Almost 46 years to the day the first ever tyre was produced at Dundee's Michelin factory, the company has announced its closure.

The plant, one of the biggest private employers in the city, is expected to shut by 2020 leaving 850 people facing an uncertain future.

Union bosses said the closure will represent a "hammer-blow" for Dundee and the manufacturing industry in Scotland.

The plant first became a reality at the start of the 1970s when a team from Michelin in France toured potential sites for a new site. Although it nearly went to Ulster, the company settled on farmland near Baldovie in Dundee.

The land was bought for £156,400 and the building of the £4m plant began.

In 1971, the first 20 apprentices were hired. Another 60 men in the management/technical production group were sent to training at Michelin facilities in Stoke and three sites in France.

For the city's time-served engineers and craftsmen, Michelin offered a superb future, and the facility instantly became one of Dundee's major industrial employers, alongside NCR and Timex.

The first tyre was produced on November 6, 1972. Within four years, they produced their five millionth.

Factory capacity was increased in 1978, and innovations in the industry became part of the Michelin ethos, with the revolutionary run-flat tyre being produced in 1983.

Over the years the factory has established a range of sports teams, set up its own fire brigade and ran a successful social club to bring the workers' families into the firm's fold.

When global revenue fell in 2009, Michelin cut hours and production rather than lay off any of the 800 staff.

The factory even did its bit to go green by installing its own wind turbines in 2006 to help reduce the facility's environmental impact and energy bills.

In 2013, energy company Ecotricity said their turbines at the factory had a bumper year, producing enough green electricity to power over 1,500 homes or brew over 350 million cups of tea.

An expansion was announced in 2015. In 2016, the Queen officially opened the growing site.

The investment aimed to increase production to 8.2m tyres and take the products beyond Europe - to North America, South America, India and China.
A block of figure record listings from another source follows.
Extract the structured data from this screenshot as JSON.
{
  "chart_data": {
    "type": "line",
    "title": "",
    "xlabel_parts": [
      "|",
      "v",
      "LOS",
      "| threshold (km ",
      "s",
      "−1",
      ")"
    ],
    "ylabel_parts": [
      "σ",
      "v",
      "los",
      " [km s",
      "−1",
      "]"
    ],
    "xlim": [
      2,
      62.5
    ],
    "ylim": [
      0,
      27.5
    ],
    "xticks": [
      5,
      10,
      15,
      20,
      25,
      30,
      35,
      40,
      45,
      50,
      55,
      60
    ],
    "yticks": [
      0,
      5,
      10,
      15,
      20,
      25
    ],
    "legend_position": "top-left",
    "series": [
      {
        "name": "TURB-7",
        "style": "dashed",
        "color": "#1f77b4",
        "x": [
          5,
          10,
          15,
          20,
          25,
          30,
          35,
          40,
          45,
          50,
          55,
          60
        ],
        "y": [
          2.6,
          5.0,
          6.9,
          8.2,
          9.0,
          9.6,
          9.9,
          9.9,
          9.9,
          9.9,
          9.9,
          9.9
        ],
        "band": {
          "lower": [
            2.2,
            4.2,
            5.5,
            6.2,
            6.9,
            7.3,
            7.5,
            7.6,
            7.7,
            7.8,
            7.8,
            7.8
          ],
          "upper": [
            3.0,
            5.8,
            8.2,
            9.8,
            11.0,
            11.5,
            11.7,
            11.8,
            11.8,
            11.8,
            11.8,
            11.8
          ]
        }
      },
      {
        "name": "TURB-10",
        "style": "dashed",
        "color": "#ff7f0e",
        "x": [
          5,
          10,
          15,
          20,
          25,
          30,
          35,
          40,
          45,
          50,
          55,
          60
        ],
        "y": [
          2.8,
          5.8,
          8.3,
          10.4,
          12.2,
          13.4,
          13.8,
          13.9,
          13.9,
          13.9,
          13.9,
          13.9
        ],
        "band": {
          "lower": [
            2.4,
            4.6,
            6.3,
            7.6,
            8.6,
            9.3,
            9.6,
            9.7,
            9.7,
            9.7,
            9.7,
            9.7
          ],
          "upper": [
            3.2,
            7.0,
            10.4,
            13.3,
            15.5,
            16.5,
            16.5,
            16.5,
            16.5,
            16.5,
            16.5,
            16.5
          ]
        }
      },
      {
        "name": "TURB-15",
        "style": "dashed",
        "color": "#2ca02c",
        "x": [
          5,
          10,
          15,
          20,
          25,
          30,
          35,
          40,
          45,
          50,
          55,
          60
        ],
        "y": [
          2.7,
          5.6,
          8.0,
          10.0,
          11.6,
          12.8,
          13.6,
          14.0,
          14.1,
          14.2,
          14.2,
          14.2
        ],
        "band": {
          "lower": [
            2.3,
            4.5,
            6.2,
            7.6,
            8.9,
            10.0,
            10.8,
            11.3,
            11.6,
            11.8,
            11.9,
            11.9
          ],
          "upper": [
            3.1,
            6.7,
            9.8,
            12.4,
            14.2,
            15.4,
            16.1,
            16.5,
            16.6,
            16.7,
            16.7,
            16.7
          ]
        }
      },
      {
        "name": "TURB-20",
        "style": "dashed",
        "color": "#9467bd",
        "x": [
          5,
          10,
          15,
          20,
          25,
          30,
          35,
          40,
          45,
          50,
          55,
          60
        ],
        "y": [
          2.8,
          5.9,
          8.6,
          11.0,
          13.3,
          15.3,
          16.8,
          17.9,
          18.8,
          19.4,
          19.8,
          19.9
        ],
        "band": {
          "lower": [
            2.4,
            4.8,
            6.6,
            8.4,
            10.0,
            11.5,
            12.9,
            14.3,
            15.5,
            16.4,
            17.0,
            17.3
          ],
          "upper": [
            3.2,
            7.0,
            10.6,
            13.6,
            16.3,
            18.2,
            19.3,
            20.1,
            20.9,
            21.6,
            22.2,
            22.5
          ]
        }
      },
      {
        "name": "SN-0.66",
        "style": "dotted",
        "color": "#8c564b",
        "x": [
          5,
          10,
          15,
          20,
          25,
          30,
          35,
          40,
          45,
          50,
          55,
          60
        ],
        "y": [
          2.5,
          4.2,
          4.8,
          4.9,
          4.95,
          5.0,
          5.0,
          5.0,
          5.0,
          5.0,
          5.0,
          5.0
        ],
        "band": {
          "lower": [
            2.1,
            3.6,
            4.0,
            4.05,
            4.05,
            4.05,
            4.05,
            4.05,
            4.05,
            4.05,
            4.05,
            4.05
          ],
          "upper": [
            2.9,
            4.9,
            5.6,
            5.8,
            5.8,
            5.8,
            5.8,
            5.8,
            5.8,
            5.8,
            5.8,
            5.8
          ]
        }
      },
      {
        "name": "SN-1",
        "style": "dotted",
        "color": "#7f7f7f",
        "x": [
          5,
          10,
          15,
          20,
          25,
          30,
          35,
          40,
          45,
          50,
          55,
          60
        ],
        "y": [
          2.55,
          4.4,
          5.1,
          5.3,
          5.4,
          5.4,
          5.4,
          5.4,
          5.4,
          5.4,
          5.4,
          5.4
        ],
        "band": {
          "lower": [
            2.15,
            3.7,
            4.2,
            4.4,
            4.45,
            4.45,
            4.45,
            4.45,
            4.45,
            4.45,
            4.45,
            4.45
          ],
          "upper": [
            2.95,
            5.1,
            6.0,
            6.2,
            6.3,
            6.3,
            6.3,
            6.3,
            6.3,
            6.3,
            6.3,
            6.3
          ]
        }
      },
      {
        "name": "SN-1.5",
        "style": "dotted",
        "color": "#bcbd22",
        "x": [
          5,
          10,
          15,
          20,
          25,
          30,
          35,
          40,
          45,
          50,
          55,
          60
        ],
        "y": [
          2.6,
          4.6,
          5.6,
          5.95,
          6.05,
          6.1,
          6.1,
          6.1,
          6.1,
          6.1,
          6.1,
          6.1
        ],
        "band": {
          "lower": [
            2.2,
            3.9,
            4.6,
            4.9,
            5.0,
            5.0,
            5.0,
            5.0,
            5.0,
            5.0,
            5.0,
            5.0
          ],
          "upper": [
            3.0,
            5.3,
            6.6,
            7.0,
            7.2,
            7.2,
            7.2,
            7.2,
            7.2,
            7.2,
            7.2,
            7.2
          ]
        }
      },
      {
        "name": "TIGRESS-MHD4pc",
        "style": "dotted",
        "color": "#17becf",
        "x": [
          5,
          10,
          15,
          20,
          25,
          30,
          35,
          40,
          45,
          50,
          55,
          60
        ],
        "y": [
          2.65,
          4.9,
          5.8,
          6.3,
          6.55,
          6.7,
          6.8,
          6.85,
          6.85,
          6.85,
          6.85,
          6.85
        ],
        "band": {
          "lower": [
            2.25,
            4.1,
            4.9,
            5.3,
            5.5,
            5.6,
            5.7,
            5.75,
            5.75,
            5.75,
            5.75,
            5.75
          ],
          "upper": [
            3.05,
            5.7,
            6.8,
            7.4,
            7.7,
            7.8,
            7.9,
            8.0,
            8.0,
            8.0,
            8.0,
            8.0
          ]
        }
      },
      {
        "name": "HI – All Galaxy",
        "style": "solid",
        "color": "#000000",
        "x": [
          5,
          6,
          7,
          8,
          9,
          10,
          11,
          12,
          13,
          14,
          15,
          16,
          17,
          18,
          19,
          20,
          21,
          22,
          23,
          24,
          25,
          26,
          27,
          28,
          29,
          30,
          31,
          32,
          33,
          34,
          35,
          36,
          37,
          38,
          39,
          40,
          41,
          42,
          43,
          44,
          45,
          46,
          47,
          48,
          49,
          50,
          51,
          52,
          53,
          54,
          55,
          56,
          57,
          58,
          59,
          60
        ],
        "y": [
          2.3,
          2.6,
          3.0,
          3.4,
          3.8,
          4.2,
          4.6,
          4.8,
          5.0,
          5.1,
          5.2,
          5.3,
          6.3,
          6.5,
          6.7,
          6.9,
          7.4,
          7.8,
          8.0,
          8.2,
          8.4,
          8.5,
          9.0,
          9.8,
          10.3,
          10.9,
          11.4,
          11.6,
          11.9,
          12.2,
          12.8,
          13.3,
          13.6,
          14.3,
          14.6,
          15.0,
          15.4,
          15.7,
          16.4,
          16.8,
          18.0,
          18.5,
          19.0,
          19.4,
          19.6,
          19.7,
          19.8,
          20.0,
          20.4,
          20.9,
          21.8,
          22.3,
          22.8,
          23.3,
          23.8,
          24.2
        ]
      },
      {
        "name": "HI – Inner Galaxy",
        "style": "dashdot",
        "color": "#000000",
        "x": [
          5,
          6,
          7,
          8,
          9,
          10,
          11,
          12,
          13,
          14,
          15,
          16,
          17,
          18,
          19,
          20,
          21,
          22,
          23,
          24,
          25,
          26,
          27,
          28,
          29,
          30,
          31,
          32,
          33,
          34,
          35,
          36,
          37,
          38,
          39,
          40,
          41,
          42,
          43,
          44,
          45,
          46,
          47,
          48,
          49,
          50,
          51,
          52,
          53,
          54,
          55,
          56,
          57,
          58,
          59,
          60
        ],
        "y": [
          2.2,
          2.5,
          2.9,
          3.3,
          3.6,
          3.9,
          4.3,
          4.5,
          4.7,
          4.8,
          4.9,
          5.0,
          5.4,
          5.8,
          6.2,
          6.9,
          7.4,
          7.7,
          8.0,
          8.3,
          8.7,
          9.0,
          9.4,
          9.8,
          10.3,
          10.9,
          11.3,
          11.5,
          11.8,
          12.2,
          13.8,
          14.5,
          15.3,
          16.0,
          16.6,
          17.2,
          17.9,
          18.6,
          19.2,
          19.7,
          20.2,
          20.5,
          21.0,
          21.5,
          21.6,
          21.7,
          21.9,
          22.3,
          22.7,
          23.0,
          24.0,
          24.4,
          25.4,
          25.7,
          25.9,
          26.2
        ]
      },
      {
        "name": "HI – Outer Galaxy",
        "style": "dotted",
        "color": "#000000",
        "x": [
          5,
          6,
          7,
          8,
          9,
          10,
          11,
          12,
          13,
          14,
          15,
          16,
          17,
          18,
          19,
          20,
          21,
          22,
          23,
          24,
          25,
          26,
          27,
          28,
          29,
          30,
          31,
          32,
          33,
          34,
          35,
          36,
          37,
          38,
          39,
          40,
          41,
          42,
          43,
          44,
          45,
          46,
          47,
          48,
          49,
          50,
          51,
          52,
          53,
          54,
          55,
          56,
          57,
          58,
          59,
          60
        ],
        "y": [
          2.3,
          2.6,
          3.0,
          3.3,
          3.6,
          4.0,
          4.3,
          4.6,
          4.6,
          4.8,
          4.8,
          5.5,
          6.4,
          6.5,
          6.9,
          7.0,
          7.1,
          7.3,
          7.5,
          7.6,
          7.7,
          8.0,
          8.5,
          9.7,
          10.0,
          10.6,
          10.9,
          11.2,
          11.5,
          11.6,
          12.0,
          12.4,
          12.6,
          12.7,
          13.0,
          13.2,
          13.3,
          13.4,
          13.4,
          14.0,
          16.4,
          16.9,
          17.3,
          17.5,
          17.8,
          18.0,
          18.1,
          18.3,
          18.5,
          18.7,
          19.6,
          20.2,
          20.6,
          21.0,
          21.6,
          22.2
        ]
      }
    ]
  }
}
In 2017, Michelin invested a further £16.5m after securing £4.5m backing from Scottish Enterprise.

The company planned to add new premises and state-of-the-art manufacturing equipment to support the growing demand for larger tyres.

However, by September 2018 it was announced that production at the site over the next three years was expected to stand at no more than 5.4m tyres a year, a level described by the firm as "significantly below capacity".

The projected production levels were blamed in part on cheaper tyres coming in from Asia and falling demand for premium tyres in smaller dimensions.

Michelin said it would explore all options to maximise the plant's efficiency, with restructuring work patterns and reducing its 850-strong headcount among the options that could be examined.

However, on November 5, 2018, Michelin announced the demise of the Dundee factory.